Wir beziehen die damals verfolgten Schüler mit ein. Das ist neu. Die Schüler waren bisher von den Ausgleichsmaßnahmen nicht erfasst. Auch ihnen ist unter dem Regime der DDR viel Ungerechtigkeit zuteilgeworden. Denken Sie allein an die jungen Schüler, die ihren Glauben aktiv leben wollten. Bei ihnen wurde der schulische, aber auch der berufliche Weg ganz stark eingeschränkt. Sie wurden Repressalien ausgesetzt. Ihnen wird durch die Änderung des § 3 des Beruflichen Rehabilitierungsgesetzes erstmalig eine Rehabilitierung zukommen. Das ist gut so. Die Union hat schon 1999 versucht, dies so zu regeln. Jetzt schaffen wir das. Das ist ein guter Tag auch für die verfolgten Schüler.
(Beifall bei der CDU/CSU sowie bei Abgeordneten der SPD)

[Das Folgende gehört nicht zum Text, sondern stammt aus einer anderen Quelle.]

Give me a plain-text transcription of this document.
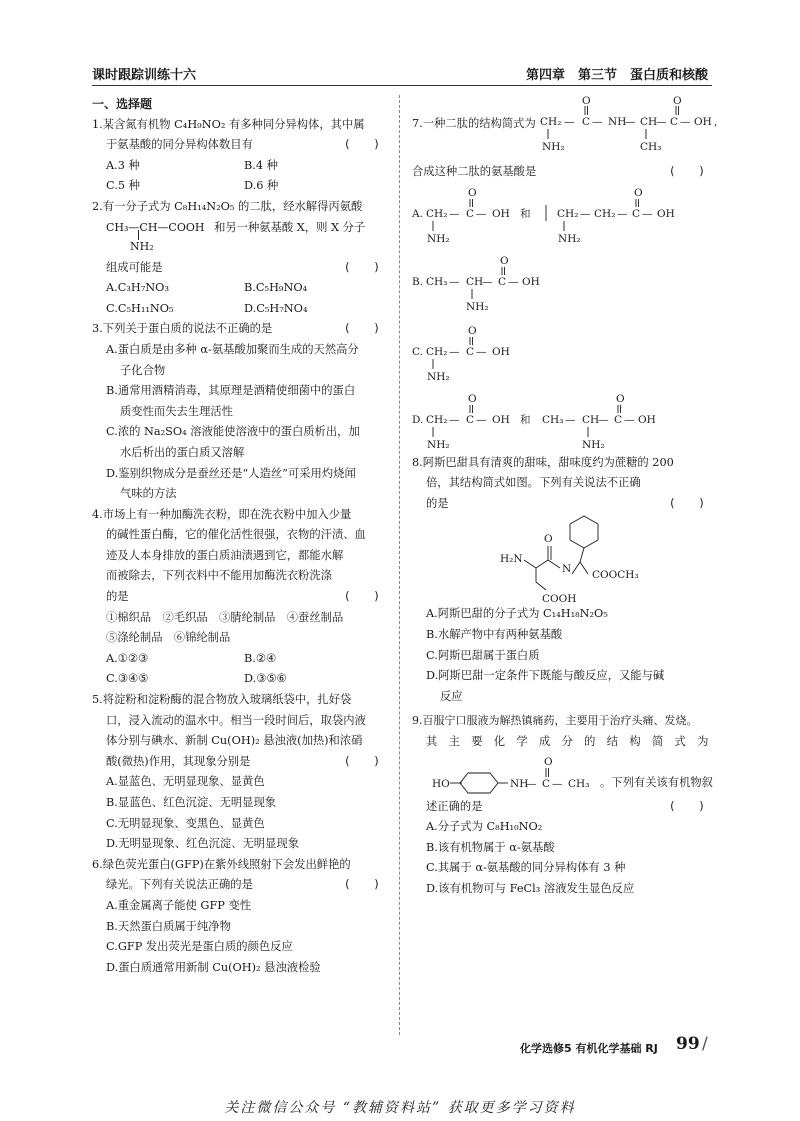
课时跟踪训练十六	第四章　第三节　蛋白质和核酸
一、选择题
1.某含氮有机物 C₄H₉NO₂ 有多种同分异构体，其中属
于氨基酸的同分异构体数目有	(　　)
A.3 种	B.4 种
C.5 种	D.6 种
2.有一分子式为 C₈H₁₄N₂O₅ 的二肽，经水解得丙氨酸
CH₃—CH—COOH 和另一种氨基酸 X，则 X 分子
NH₂
组成可能是	(　　)
A.C₃H₇NO₃	B.C₅H₉NO₄
C.C₅H₁₁NO₅	D.C₅H₇NO₄
3.下列关于蛋白质的说法不正确的是	(　　)
A.蛋白质是由多种 α-氨基酸加聚而生成的天然高分
子化合物
B.通常用酒精消毒，其原理是酒精使细菌中的蛋白
质变性而失去生理活性
C.浓的 Na₂SO₄ 溶液能使溶液中的蛋白质析出，加
水后析出的蛋白质又溶解
D.鉴别织物成分是蚕丝还是“人造丝”可采用灼烧闻
气味的方法
4.市场上有一种加酶洗衣粉，即在洗衣粉中加入少量
的碱性蛋白酶，它的催化活性很强，衣物的汗渍、血
迹及人本身排放的蛋白质油渍遇到它，都能水解
而被除去，下列衣料中不能用加酶洗衣粉洗涤
的是	(　　)
①棉织品　②毛织品　③腈纶制品　④蚕丝制品
⑤涤纶制品　⑥锦纶制品
A.①②③	B.②④
C.③④⑤	D.③⑤⑥
5.将淀粉和淀粉酶的混合物放入玻璃纸袋中，扎好袋
口，浸入流动的温水中。相当一段时间后，取袋内液
体分别与碘水、新制 Cu(OH)₂ 悬浊液(加热)和浓硝
酸(微热)作用，其现象分别是	(　　)
A.显蓝色、无明显现象、显黄色
B.显蓝色、红色沉淀、无明显现象
C.无明显现象、变黑色、显黄色
D.无明显现象、红色沉淀、无明显现象
6.绿色荧光蛋白(GFP)在紫外线照射下会发出鲜艳的
绿光。下列有关说法正确的是	(　　)
A.重金属离子能使 GFP 变性
B.天然蛋白质属于纯净物
C.GFP 发出荧光是蛋白质的颜色反应
D.蛋白质通常用新制 Cu(OH)₂ 悬浊液检验
7.一种二肽的结构简式为
O
CH₂ — C — NH
— CH
— C — OH ,
O
NH₂	CH₃
合成这种二肽的氨基酸是	(　　)
A. CH₂ — C — OH
O
NH₂
和	CH₂ — CH₂ — C — OH
O
NH₂
B. CH₃ — CH
— C — OH
O
NH₂
C. CH₂ — C — OH
O
NH₂
D. CH₂ — C — OH
O
NH₂
和 CH₃ — CH
— C — OH
O
NH₂
8.阿斯巴甜具有清爽的甜味，甜味度约为蔗糖的 200
倍，其结构简式如图。下列有关说法不正确
的是	(　　)
COOCH₃
N
O
H₂N
COOH
A.阿斯巴甜的分子式为 C₁₄H₁₈N₂O₅
B.水解产物中有两种氨基酸
C.阿斯巴甜属于蛋白质
D.阿斯巴甜一定条件下既能与酸反应，又能与碱
反应
9.百服宁口服液为解热镇痛药，主要用于治疗头痛、发烧。
其　主　要　化　学　成　分　的　结　构　简　式　为
HO	NH
— C — CH₃
O
。下列有关该有机物叙
述正确的是	(　　)
A.分子式为 C₈H₁₀NO₂
B.该有机物属于 α-氨基酸
C.其属于 α-氨基酸的同分异构体有 3 种
D.该有机物可与 FeCl₃ 溶液发生显色反应
化学选修5 有机化学基础 RJ 99 /
关注微信公众号 “教辅资料站” 获取更多学习资料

Wir reduzieren die für eine Leistung erforderliche Anzahl der Hafttage. Es ist richtig, dass wir von 180 auf 90 Tage gehen und ab dieser Dauer die Opferrente und die Unterstützungsleistungen gewähren. Das ist gut so; denn die Sachverständigenanhörung hat ganz deutlich gezeigt, dass im Grunde auch in den ersten Wochen und Monaten eine Brechung der Opfer stattfand. Deswegen ist es gut, dass wir die Anzahl der Hafttage reduzieren.
Wir steigern die Opferrente und die Ausgleichsleistungen und passen diese regelmäßig alle fünf Jahre an, sodass eine kontinuierliche Erhöhung stattfinden kann. Im April dieses Jahres waren es allein im Bundesland Thüringen 4 700 ehemalige politische Häftlinge, die eine Opferrente erhalten. Es ist gut, dass wir die Regelungen jetzt anpassen und dynamisieren. Ich weiß, dass der Landesvorsitzende der CDU in Thüringen, Mike Mohring, sich nachhaltig lange Zeit dafür eingesetzt hat.
(Beifall bei der CDU/CSU)
Ich hoffe, dass wir auch in Zukunft klarmachen – das haben wir bisher; das sehen wir an der hohen Zahl der Anträge auf Rehabilitierung –: Wir wollen eine Aufarbeitung des SED-Unrechts. – Ich glaube, dieser Gesetzentwurf ist ein guter Gesetzentwurf. Ich danke dem Bundesrat, dass er durch seine Stellungnahme die Tür geöffnet hat. Ich danke den Sachverständigen, dass sie uns durch klare Aussagen dazu gebracht haben, einen nach meiner Meinung exzellenten Gesetzentwurf zu erarbeiten, bei dem sicherlich noch viel mehr möglich gewesen wäre.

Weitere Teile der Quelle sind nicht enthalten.